Old Mutual has pumped £200 million into its wealth arm in a bid to prepare it for its planned spin off as a separate business.
In a stock market update, the firm said that the ‘managed separation’ will occur next year, shortly after its full-year results are announced.
As part of the cost savings announced by the move, the firm said it has already reduced its London headcount by 50% with the goal of shutting its City HQ next year. The £200 million is being put into the company as a 'liquidity buffer' ahead of it becoming an independent business.
In a trading update, the firm reported that net client cash flow increased by 53% to £4.9 billion in the six months to the end of June, while funds under management rose by 10% to £127.3 billion.

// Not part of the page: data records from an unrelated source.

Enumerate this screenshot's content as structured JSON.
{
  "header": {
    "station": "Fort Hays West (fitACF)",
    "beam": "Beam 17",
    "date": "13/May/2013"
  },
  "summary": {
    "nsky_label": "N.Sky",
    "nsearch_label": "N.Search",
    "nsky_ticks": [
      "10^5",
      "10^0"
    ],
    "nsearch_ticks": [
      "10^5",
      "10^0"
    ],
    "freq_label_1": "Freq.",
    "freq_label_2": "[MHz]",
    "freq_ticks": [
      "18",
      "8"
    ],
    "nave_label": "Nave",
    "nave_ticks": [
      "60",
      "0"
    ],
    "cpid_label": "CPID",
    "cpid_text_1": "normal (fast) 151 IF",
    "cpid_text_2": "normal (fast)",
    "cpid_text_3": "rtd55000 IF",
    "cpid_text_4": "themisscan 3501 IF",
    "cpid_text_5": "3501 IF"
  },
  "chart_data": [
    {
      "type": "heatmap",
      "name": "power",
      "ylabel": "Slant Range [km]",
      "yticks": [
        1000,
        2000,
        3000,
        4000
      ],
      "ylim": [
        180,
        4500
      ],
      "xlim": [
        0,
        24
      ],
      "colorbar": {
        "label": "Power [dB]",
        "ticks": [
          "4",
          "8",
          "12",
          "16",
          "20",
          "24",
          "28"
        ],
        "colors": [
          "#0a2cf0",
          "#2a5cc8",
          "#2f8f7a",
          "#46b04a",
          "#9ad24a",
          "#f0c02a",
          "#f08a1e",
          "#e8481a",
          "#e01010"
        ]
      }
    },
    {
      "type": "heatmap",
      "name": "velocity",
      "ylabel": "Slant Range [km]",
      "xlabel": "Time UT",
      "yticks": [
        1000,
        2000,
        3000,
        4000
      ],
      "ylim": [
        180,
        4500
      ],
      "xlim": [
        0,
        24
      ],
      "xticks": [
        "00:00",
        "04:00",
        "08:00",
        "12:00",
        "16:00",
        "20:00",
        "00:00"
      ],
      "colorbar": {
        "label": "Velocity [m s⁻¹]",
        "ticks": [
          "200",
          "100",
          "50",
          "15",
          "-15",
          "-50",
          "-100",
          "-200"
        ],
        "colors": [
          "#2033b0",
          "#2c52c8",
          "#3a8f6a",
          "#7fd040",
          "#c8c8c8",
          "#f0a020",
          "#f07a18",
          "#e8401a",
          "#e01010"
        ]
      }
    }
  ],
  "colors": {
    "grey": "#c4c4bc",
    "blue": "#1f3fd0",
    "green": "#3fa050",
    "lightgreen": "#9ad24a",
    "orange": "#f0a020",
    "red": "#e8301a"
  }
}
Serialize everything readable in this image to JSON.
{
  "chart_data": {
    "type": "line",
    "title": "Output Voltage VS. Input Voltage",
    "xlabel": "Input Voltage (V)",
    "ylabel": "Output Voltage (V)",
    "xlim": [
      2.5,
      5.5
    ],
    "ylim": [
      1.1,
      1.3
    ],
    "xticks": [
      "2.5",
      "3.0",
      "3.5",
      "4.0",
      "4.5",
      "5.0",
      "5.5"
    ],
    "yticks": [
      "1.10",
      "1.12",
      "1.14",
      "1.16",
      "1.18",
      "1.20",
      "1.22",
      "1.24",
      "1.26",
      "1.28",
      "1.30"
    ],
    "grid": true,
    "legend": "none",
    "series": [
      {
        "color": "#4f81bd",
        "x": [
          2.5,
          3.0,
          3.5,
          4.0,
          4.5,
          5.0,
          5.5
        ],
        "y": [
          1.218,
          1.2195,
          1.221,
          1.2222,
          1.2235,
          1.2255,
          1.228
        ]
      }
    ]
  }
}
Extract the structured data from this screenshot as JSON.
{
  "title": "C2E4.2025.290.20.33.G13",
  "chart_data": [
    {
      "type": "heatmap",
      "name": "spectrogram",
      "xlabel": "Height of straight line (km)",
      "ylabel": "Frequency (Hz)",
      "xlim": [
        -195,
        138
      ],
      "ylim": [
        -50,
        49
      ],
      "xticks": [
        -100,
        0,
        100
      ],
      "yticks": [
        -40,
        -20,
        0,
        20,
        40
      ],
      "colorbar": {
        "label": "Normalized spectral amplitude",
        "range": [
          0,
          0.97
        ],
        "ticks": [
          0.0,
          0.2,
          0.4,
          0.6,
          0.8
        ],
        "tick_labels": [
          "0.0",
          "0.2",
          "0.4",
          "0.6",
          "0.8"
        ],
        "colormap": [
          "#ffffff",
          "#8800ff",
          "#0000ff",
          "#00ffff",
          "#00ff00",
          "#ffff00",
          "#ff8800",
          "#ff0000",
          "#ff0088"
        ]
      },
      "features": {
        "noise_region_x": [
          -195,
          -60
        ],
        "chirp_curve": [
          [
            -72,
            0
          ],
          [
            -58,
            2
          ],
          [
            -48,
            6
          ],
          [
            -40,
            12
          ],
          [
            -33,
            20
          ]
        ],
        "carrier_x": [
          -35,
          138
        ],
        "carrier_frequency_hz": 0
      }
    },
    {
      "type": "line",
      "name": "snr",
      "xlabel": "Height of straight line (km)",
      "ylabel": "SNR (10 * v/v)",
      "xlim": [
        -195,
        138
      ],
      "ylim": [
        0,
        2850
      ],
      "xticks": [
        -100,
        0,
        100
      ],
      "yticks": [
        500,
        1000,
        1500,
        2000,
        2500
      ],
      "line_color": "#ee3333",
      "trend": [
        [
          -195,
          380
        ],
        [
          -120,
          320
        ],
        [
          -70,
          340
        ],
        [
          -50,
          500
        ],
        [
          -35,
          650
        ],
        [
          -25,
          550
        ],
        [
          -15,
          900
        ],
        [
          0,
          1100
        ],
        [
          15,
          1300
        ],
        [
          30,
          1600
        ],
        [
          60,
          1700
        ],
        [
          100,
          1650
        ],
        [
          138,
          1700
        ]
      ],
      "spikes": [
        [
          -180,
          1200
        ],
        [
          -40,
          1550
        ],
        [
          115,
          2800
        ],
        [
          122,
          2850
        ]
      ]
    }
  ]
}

Old Mutual said 'integrated flows' across the business rose from £0.7 billion to £2.2 billion year-on-year. The company highlighted Old Mutual Global Investors' multi-asset proposition as a standout performer, taking in net flows of£1.6 billion.
Pre-tax adjusted operating profit was up 29% to £134 million, with the firm’s pre-tax operating margin rising from 28% to 30%.
Old Mutual Wealth CEO Paul Feeney (pictured) said: ‘Despite continued questions over the strength and resilience of the UK economy, including rising inflationary pressures, we saw continued growth in net client cash flows which were up 53% to £4.9 billion (H1 2016: £3.2 billion) with a particularly noteworthy performance in the UK platform and by both the multi-asset and single-strategy businesses in Old Mutual Global Investors.
‘2017 continues to be a year of transition for Old Mutual Wealth as we move towards our separation from Old Mutual plc, and we are excited about the opportunities ahead.’